Alhamdulillah, masa-masa tersebut telah berlalu. Umat Islam kini
lebih paham tentang apa dan siapa kaum pengikut dakwah Rasulullah yang diteruskan
Muhammad bin Abdul Wahhab (yang dijuluki Wahabi) tersebut. Satu persatu
kejahatan dan kebusukan kaum orientalis yang
sengaja mengadu domba antara sesama umat Islam semenjak awal, begitu juga dari
kaum penjajah Barat, semuanya kini terungkap.

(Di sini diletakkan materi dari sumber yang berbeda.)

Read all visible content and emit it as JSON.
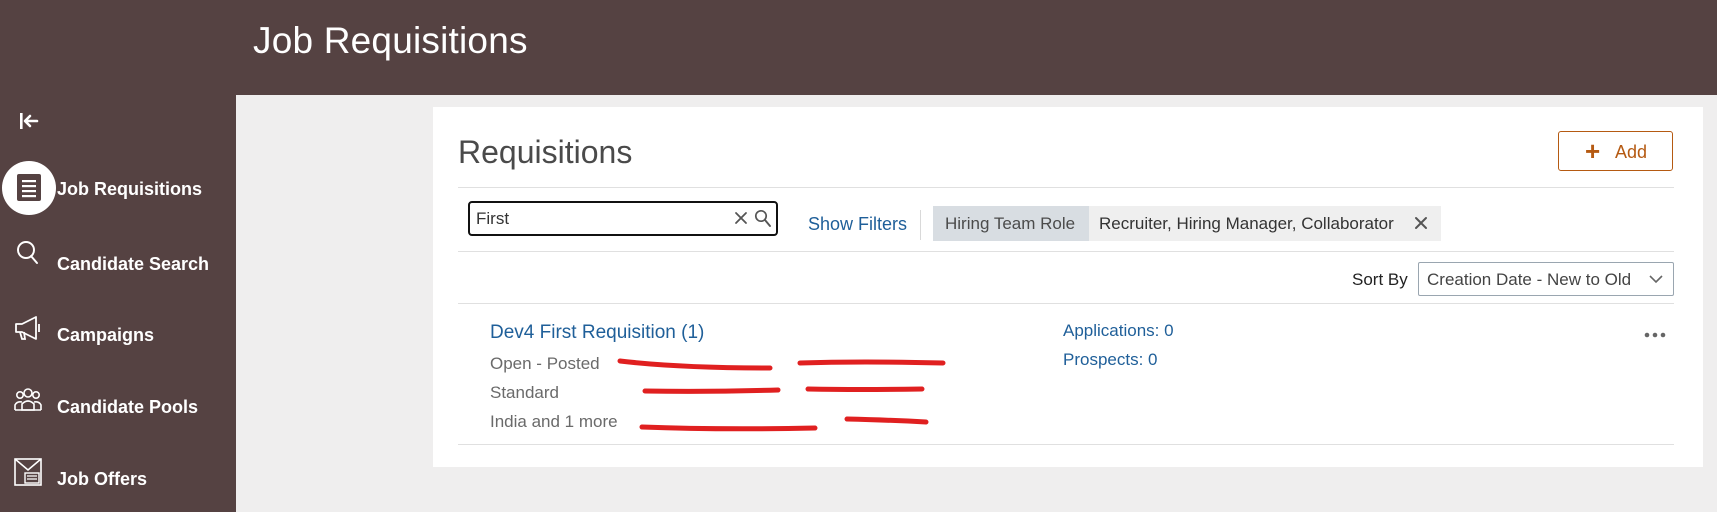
{
  "header": {
    "title": "Job Requisitions"
  },
  "sidebar": {
    "collapse_icon": "collapse-left-icon",
    "items": [
      {
        "label": "Job Requisitions",
        "icon": "document-list-icon",
        "active": true
      },
      {
        "label": "Candidate Search",
        "icon": "search-icon"
      },
      {
        "label": "Campaigns",
        "icon": "megaphone-icon"
      },
      {
        "label": "Candidate Pools",
        "icon": "people-group-icon"
      },
      {
        "label": "Job Offers",
        "icon": "offer-letter-icon"
      }
    ]
  },
  "main": {
    "title": "Requisitions",
    "add_button": {
      "label": "Add",
      "icon": "plus-icon",
      "color": "#b55a12"
    },
    "search": {
      "value": "First"
    },
    "show_filters_label": "Show Filters",
    "filter_chip": {
      "role": "Hiring Team Role",
      "value": "Recruiter, Hiring Manager, Collaborator"
    },
    "sort": {
      "label": "Sort By",
      "value": "Creation Date - New to Old"
    },
    "requisitions": [
      {
        "title": "Dev4 First Requisition (1)",
        "status": "Open - Posted",
        "type": "Standard",
        "location": "India and 1 more",
        "applications": "Applications: 0",
        "prospects": "Prospects: 0"
      }
    ]
  },
  "colors": {
    "header_bg": "#554242",
    "link": "#1f5f99",
    "accent": "#b55a12",
    "redaction": "#e02020"
  }
}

Meskipun usaha musuh-musuh dakwahnya begitu hebat, baik dari
luar maupun dalam yang dilancarkan melalui pena atau ucapan demi membendung
dakwah tauhid ini, namun usaha mereka sia-sia belaka, karena ternyata Allah Subhanahu
wa Ta'ala telah memenangkan perjuangan dakwah tauhid yang dipelopori oleh Syaikh
Muhammad bin `Abdul Wahab yang telah mendapat sambutan bukan hanya oleh
penduduk negeri Najd saja, akan tetapi juga sudah menggema ke seluruh dunia
Islam dari Ujung barat benua Afrika sampai ke Merauke, bahkan
mulai menjamah Eropa dan Amerika.
Untuk mencapai tujuan pemurnian ajaran agama Islam, Syaikh
Muhammad bin `Abdul Wahab telah menempuh pelbagai macam cara. Kadangkala lembut
dan kadangkala "kasar" (tegas), sesuai dengan sifat orang yang dihadapinya. Ia mendapat
pertentangan dan perlawanan dari kelompok yang tidak menyenanginya karena
sikapnya yang tegas dan tanpa kompromi, sehingga lawan-lawannya membuat
tuduhan-tuduhan ataupun pelbagai fitnah terhadap dirinya dan
pengikut-pengikutnya.
Musuh-musuhnya pernah menuduh bahwa Syaikh Muhammad bin
`Abdul Wahab telah melarang para pengikutnya membaca kitab fiqh, tafsir dan
hadits. Malahan ada yang lebih keji, yaitu menuduh Syaikh Muhammad telah
membakar beberapa kitab tersebut, serta menafsirkan Al Qur’an menurut
kehendak hawa nafsu sendiri.
Apa yang dituduh dan difitnah terhadap Syaikh Ibnu `Abdul
Wahab itu, telah dijawab dengan tegas oleh seorang pengarang terkenal, yaitu al-Allamah
Syaikh Muhammad
Basyir as-Sahsawani, dalam bukunya yang berjudul Shiyanah al-Insan di
halaman 473 seperti berikut:
"Sebenarnya tuduhan tersebut telah dijawab sendiri oleh Syaikh
Ibnu `Abdul Wahab sendiri dalam suatu risalah yang ditulisnya dan dialamatkan
kepada `Abdullah bin Suhaim dalam pelbagai masalah yang diperselisihkan itu.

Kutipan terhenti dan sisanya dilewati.